いろはにほへと
猫目 青
色とりどりの色をみれども
彩とりどりの色を見れども、姫さま以上に美しい濡羽色の髪をお持ちの方はおりません。姫さまの髪は夜闇よりも黒く、月光に輝いていたのです。
整えられた鬢の向こうに広がるお顔はふくよかで、白い頬は夜風によってほんのり紅色に染まっておりました。
夜ごとお屋敷の廂で、姫さまは琴をお弾きになられます。その琴の音に誘われて、私はお屋敷を訊ねるのが日課となっておりました。姫さまの琴を聴きにいくよう幼い頃に誰かに促され、それが今でも続いているのです。

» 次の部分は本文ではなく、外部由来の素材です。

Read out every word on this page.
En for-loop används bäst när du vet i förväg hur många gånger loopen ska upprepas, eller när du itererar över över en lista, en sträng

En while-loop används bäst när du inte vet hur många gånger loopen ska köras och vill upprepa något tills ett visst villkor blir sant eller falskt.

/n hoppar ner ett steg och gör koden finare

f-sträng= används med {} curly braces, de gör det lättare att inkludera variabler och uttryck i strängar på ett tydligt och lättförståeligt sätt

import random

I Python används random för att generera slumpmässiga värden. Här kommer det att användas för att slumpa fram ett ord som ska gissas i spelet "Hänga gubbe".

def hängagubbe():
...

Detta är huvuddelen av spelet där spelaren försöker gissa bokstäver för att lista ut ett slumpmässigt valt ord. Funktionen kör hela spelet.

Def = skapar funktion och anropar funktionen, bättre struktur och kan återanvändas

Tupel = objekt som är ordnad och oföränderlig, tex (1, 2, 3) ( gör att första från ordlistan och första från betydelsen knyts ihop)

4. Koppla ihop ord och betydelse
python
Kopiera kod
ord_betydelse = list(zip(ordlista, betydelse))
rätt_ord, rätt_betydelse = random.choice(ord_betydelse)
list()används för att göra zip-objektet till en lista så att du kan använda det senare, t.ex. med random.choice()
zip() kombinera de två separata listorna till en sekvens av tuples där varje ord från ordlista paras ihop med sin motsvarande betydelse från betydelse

私は山を降りて、姫さまのお屋敷へと赴きます。廂で琴を弾く姫さまのもとには、私以外にも山の獣たちが集まっていました。
私と同じ狐に、狸に、はたまた海の向こうに旅にでたはずの啄木鳥まで。皆、姫さまの琴の音に引き寄せられ、このお屋敷へと集まってくるのです。
姫さまの琴の音はまことに美しく、憐憫すらも含んだその響きは、私ども獣たちに、前世での罪を悔い改めるよう諭しているようです。
この世には六道というものがあります。
六道は天道、人道、修羅道、畜生道、餓鬼道、地獄道に分かれます。現世でどのように生きたかによって、人は来世で何に生まれ変わるのかが決まるのです。

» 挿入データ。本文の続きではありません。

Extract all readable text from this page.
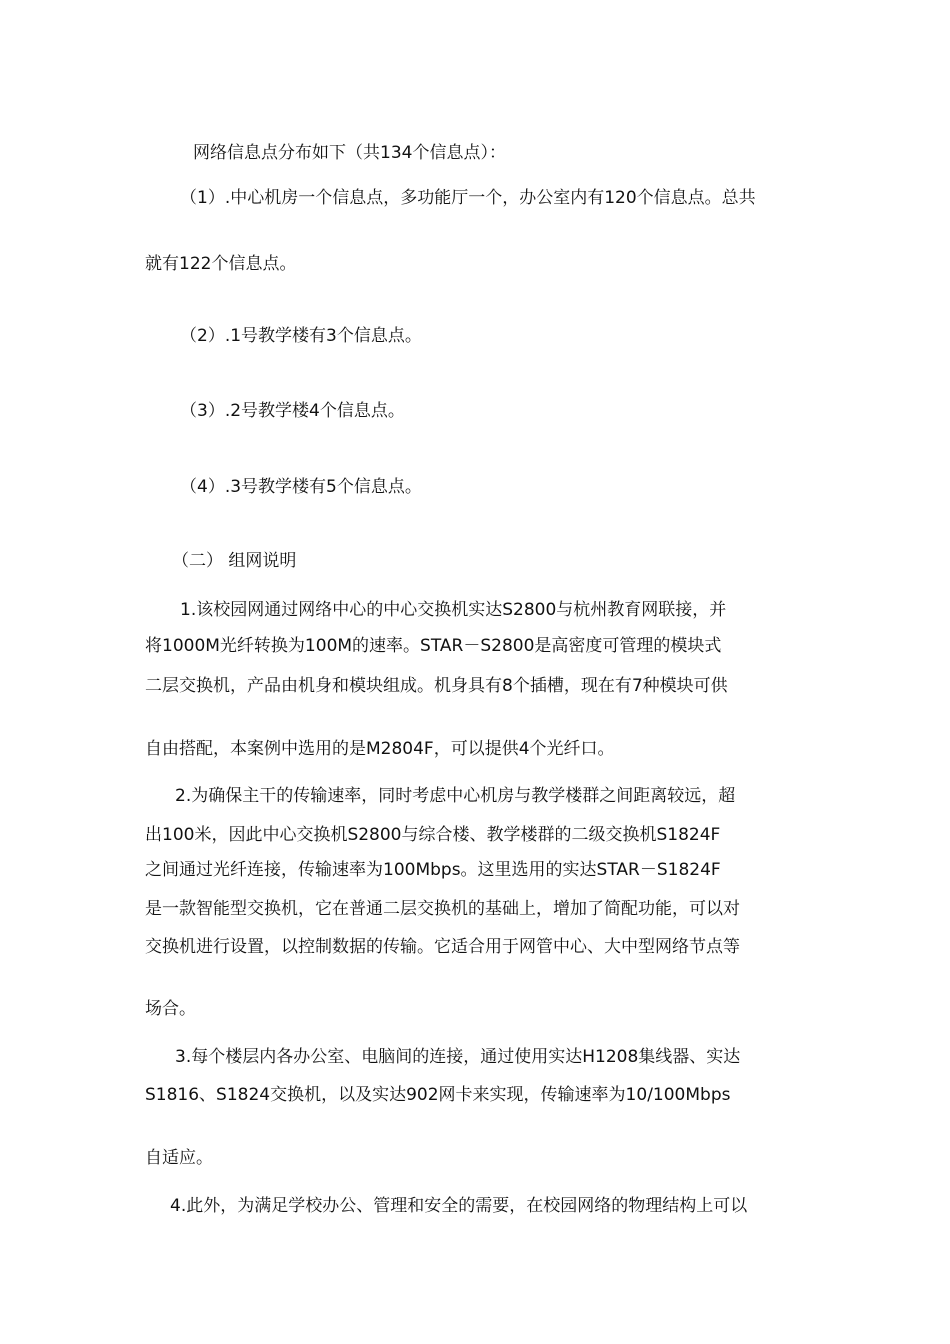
网络信息点分布如下（共134个信息点）：
（1）.中心机房一个信息点，多功能厅一个，办公室内有120个信息点。总共
就有122个信息点。
（2）.1号教学楼有3个信息点。
（3）.2号教学楼4个信息点。
（4）.3号教学楼有5个信息点。
（二） 组网说明
1.该校园网通过网络中心的中心交换机实达S2800与杭州教育网联接，并
将1000M光纤转换为100M的速率。STAR－S2800是高密度可管理的模块式
二层交换机，产品由机身和模块组成。机身具有8个插槽，现在有7种模块可供
自由搭配，本案例中选用的是M2804F，可以提供4个光纤口。
2.为确保主干的传输速率，同时考虑中心机房与教学楼群之间距离较远，超
出100米，因此中心交换机S2800与综合楼、教学楼群的二级交换机S1824F
之间通过光纤连接，传输速率为100Mbps。这里选用的实达STAR－S1824F
是一款智能型交换机，它在普通二层交换机的基础上，增加了简配功能，可以对
交换机进行设置，以控制数据的传输。它适合用于网管中心、大中型网络节点等
场合。
3.每个楼层内各办公室、电脑间的连接，通过使用实达H1208集线器、实达
S1816、S1824交换机，以及实达902网卡来实现，传输速率为10/100Mbps
自适应。
4.此外，为满足学校办公、管理和安全的需要，在校园网络的物理结构上可以
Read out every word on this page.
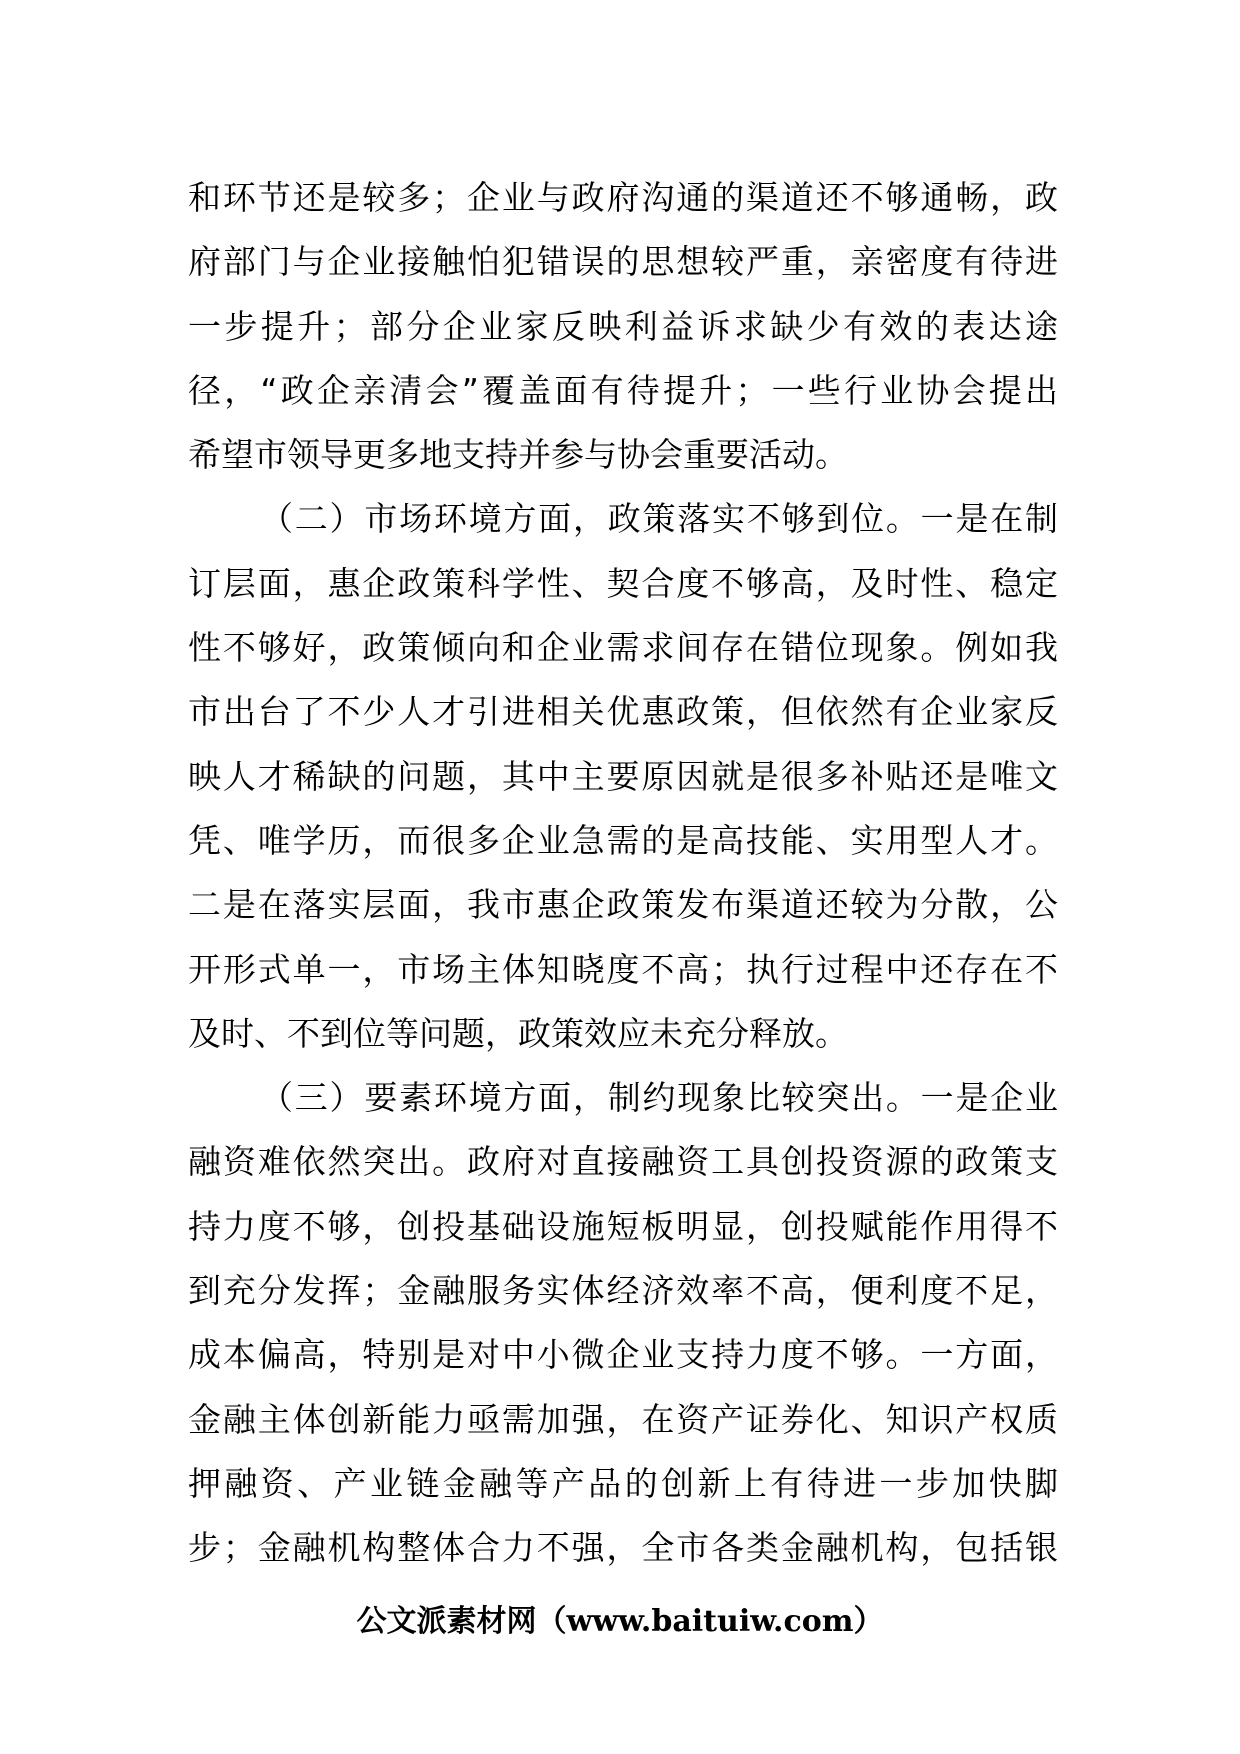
和环节还是较多；企业与政府沟通的渠道还不够通畅，政
府部门与企业接触怕犯错误的思想较严重，亲密度有待进
一步提升；部分企业家反映利益诉求缺少有效的表达途
径，“政企亲清会”覆盖面有待提升；一些行业协会提出
希望市领导更多地支持并参与协会重要活动。
（二）市场环境方面，政策落实不够到位。一是在制
订层面，惠企政策科学性、契合度不够高，及时性、稳定
性不够好，政策倾向和企业需求间存在错位现象。例如我
市出台了不少人才引进相关优惠政策，但依然有企业家反
映人才稀缺的问题，其中主要原因就是很多补贴还是唯文
凭、唯学历，而很多企业急需的是高技能、实用型人才。
二是在落实层面，我市惠企政策发布渠道还较为分散，公
开形式单一，市场主体知晓度不高；执行过程中还存在不
及时、不到位等问题，政策效应未充分释放。
（三）要素环境方面，制约现象比较突出。一是企业
融资难依然突出。政府对直接融资工具创投资源的政策支
持力度不够，创投基础设施短板明显，创投赋能作用得不
到充分发挥；金融服务实体经济效率不高，便利度不足，
成本偏高，特别是对中小微企业支持力度不够。一方面，
金融主体创新能力亟需加强，在资产证券化、知识产权质
押融资、产业链金融等产品的创新上有待进一步加快脚
步；金融机构整体合力不强，全市各类金融机构，包括银
公文派素材网（www.baitui​w.com）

私どもは畜生道に堕ちた身の上。前世で何かしらやましいことをし、山の獣という卑しい身の上に生まれついたのでしょう。
姫さまの慈愛に満ちた眼差しは私たちを慰めているようです。姫さまお顔は観音様のように穏やかで、見ていると気持ちが落ち着いてきます。
私たち山の獣たちの間では、姫さまは生き仏様ではないかと密かに囁かれておりました。そんな姫さまに近づこうなどという輩はおりません。でもその日、私は気分がはちょっと昂っていたのです。
姫さまがいつもと違う弾んだ曲を奏でるんですもの。私は嬉しくなってこんっと鳴いておりました。
「まぁ、やっと応えてくれわっ!」
するとまぁ不思議、姫さまが私に向かって微笑んだのです。